Common scenarios

Note

We recommend that you require your human users to use temporary credentials when accessing AWS. Have you considered using AWS IAM Identity Center? You can use IAM Identity Center to centrally manage access to multiple AWS accounts and provide users with MFA-protected, single sign-on access to all their assigned accounts from one place. With IAM Identity Center, you can create and manage user identities in IAM Identity Center or easily connect to your existing SAML 2.0 compatible identity provider. For more information, see What is IAM Identity Center? in the AWS IAM Identity Center User Guide.

You can use an external identity provider (IdP) to manage user identities outside of AWS. and the external IdP. An external IdP can provide identity information to AWS using either OpenID Connect (OIDC) or Security Assertion Markup Language (SAML). OIDC is commonly used when an application that does not run on AWS needs access to AWS resources.

When you want to configure federation with an external IdP, you create an IAM identity provider to inform AWS about the external IdP and its configuration. This establishes trust between your AWS account and the external IdP. The following topics provide common scenarios to use IAM identity providers.

Amazon Cognito for mobile apps

The preferred way to use OIDC federation is to use Amazon Cognito. For example, Adele the developer is building a game for a mobile device where user data such as scores and profiles is stored in Amazon S3 and Amazon DynamoDB. Adele could also store this data locally on the device and use Amazon Cognito to keep it synchronized across devices. She knows that for security and maintenance reasons, long-term AWS security credentials should not be distributed with the game. She also knows that the game might have a large number of users. For all of these reasons, she does not want to create new user identities in IAM for each player. Instead, she builds the game so that users can sign in using an identity that they've already established with a well-known external identity provider (IdP), such as Login with Amazon, Facebook, Google, or any OpenID Connect (OIDC)-compatible IdP. Her game can take advantage of the authentication mechanism from one of these providers to validate the user's identity.

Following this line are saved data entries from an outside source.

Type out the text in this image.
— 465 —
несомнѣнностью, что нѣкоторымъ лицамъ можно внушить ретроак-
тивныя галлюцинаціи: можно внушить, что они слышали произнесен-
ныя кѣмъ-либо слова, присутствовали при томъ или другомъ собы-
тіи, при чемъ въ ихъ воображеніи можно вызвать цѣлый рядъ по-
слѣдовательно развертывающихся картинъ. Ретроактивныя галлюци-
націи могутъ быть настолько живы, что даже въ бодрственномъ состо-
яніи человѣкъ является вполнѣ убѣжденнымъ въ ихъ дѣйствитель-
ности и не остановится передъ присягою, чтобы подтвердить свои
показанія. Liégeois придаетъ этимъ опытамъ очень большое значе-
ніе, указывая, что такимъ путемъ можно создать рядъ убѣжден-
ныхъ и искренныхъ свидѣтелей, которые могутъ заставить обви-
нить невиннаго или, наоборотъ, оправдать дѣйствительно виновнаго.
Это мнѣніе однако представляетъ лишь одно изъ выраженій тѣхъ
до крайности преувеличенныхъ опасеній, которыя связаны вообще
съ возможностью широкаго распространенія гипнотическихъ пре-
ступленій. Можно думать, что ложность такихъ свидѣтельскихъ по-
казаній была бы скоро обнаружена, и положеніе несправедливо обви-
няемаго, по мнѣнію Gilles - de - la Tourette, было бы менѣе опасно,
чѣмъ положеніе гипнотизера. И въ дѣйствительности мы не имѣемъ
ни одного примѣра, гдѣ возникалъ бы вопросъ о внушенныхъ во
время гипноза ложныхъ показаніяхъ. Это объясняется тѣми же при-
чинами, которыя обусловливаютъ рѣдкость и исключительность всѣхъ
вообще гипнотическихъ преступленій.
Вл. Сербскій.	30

To enable the mobile app to access her AWS resources, Adele first registers for a developer ID with her chosen IdPs. She also configures the application with each of these providers. In her AWS account that contains the Amazon S3 bucket and DynamoDB table for the game, Adele uses Amazon Cognito to create IAM roles that precisely define permissions that the game needs. If she is using an OIDC IdP, she also creates an IAM OIDC identity provider entity to establish trust between an Amazon Cognito identity pool in her AWS account and the IdP.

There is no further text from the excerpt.